Design Choice of samlang in Alpha

2019-01-12

Background

In the last summer, I developed my first programming language SAMPL. Measured against my technical skills at that time, it was a clear success. I was able to implement an interpreter and a compiler for a self-designed functional programming language with only the knowledge to implement an interpreter for a toy language in Cornell CS 3110. I was particularly proud of the module system and generics in that language.

However, that language has some fundamental limitations. Type inference isn't great because it requires type annotation for all functional arguments; the code I used to I solve generic parameter inference looks long and hacky; more importantly, the error messages are really unhelpful which makes debugging very painful. What's more, I don't like the name of that language. In the last blog post, I mentioned that I named it "Sound and Modern Programming Language" just to make it contain the substring SAM, which seems very unnatural.

Given that giant heap of legacy issues, I decided to start from scratch again to design and implement a better programming language in my mind, with the additional knowledge in programming language theory thanks to Cornell CS 4110 and past experience of designing a language. I decided to name it samlang because I can't think of other names. In this week, I archived the old language's repo, open sourced the new language's repo on GitHub and published its official documentation. Now it's the time to discuss some of my design choices.

Influence of Design Choices and My Justification

In the past fall semester, I worked as a frontend developer in Cornell Design & Tech Initiative. I introduced Flow to my subteam to help type-check the frontend React and JavaScript code. I enjoyed using functional programming principle in JavaScript with Flow, and I liked the soundness of Flow's type system and its elegant syntax. However, there is a major drawback in JavaScript: there are no extension functions. While it is possible to write classes to have methods, it defeats the principle of functional programming. Therefore, one of the priorities of the new programming language is to support the extension function in the same way that Kotlin does.

Since I would start from scratch, I had the liberty to design a completely new type system. The first decision would be whether the typing rule would be a nominal or structural. I initially favored structural because Flow's type system is structural and it works great with the React components typing. Nevertheless, as soon as I dug deeper into the typing rules, I found some fundamental difficulties related to how extension function works.
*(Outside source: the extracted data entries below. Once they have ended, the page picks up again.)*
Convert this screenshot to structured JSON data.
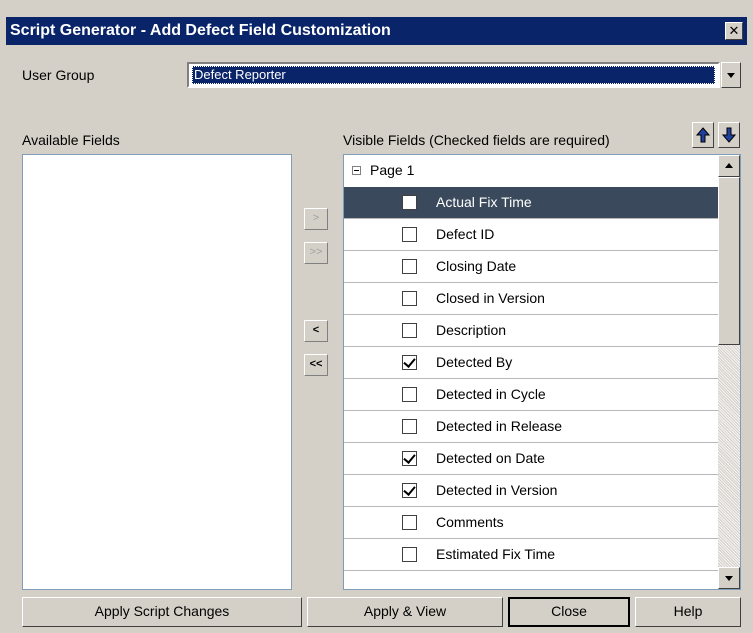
{
  "window": {
    "title": "Script Generator - Add Defect Field Customization",
    "close_glyph": "✕"
  },
  "user_group": {
    "label": "User Group",
    "selected": "Defect Reporter"
  },
  "available_fields": {
    "label": "Available Fields",
    "items": []
  },
  "move_buttons": {
    "add": ">",
    "add_all": ">>",
    "remove": "<",
    "remove_all": "<<"
  },
  "visible_fields": {
    "label": "Visible Fields (Checked fields are required)",
    "group": "Page 1",
    "rows": [
      {
        "label": "Actual Fix Time",
        "checked": false,
        "selected": true
      },
      {
        "label": "Defect ID",
        "checked": false,
        "selected": false
      },
      {
        "label": "Closing Date",
        "checked": false,
        "selected": false
      },
      {
        "label": "Closed in Version",
        "checked": false,
        "selected": false
      },
      {
        "label": "Description",
        "checked": false,
        "selected": false
      },
      {
        "label": "Detected By",
        "checked": true,
        "selected": false
      },
      {
        "label": "Detected in Cycle",
        "checked": false,
        "selected": false
      },
      {
        "label": "Detected in Release",
        "checked": false,
        "selected": false
      },
      {
        "label": "Detected on Date",
        "checked": true,
        "selected": false
      },
      {
        "label": "Detected in Version",
        "checked": true,
        "selected": false
      },
      {
        "label": "Comments",
        "checked": false,
        "selected": false
      },
      {
        "label": "Estimated Fix Time",
        "checked": false,
        "selected": false
      }
    ]
  },
  "buttons": {
    "apply_script_changes": "Apply Script Changes",
    "apply_view": "Apply & View",
    "close": "Close",
    "help": "Help"
  },
  "colors": {
    "title_bar": "#0a246a",
    "selected_row": "#3a4a5c",
    "window_bg": "#d4d0c8"
  }
}
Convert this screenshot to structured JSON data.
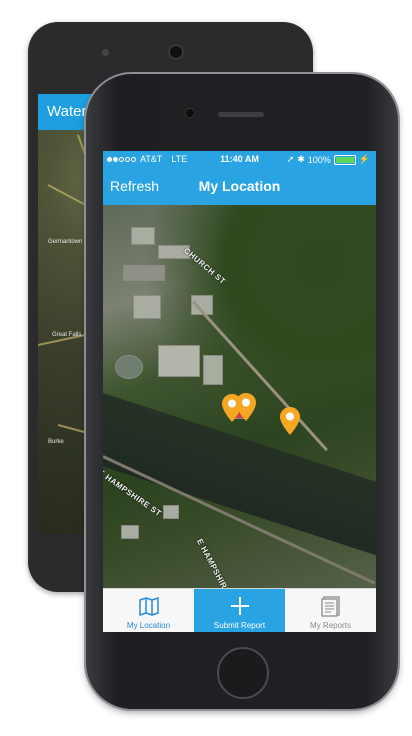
{
  "android_app": {
    "title_partial": "Water"
  },
  "android_map_labels": [
    "Germantown",
    "Great Falls",
    "Burke"
  ],
  "status_bar": {
    "carrier": "AT&T",
    "network": "LTE",
    "time": "11:40 AM",
    "battery": "100%"
  },
  "nav_bar": {
    "left_button": "Refresh",
    "title": "My Location"
  },
  "map": {
    "streets": [
      "CHURCH ST",
      "E HAMPSHIRE ST",
      "E HAMPSHIRE ST"
    ],
    "pins": [
      {
        "color": "#f5a623"
      },
      {
        "color": "#f5a623"
      },
      {
        "color": "#f5a623"
      }
    ]
  },
  "tab_bar": {
    "tabs": [
      {
        "label": "My Location",
        "icon": "map-icon",
        "active": false
      },
      {
        "label": "Submit Report",
        "icon": "plus-icon",
        "active": true
      },
      {
        "label": "My Reports",
        "icon": "reports-icon",
        "active": false
      }
    ]
  },
  "colors": {
    "accent": "#2aa3e3",
    "pin": "#f5a623",
    "tab_active_text": "#2a8ad9"
  }
}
For example, we may write this in Kotlin to extend a data class, which is closest to a plain JavaScript object:

data class Student(val name: String, val age: String)
fun Student.getNameWithAge(): String = "$name($age)"

If the type system is structural, then the user may choose to write:

const info = { name: "RANDOM_BABY", age: 0 }.getNameWithAge();

Then deciding which function to call requires iterating over the entire typing environment, which is inefficient and slow. It also places some burden on the user to reason which function gets called. In a nominal type system, the search is confined to a single module and it will simply be a string search in an immutable map in O(lg n) time.

Therefore, I decided to use the nominal typing rule to simplify the implementation. It also makes type inference a lot easier because the type constraints with objects are more explicit under my design. In order to simplify the object literal type checking, I decided that the object definition is only fully visible inside the defining module but opaque outside of the module. In order to make the typing rule consistent, same applies to variant type. I personally think this is a valid simplification, since it's also a bad practice to expose the fields publicly in other programming languages.

Implementation

The greatest challenge is type inference. Cornell's course notes say that we should use a set of constraints to gradually solve the type, but the examples given are quite simple.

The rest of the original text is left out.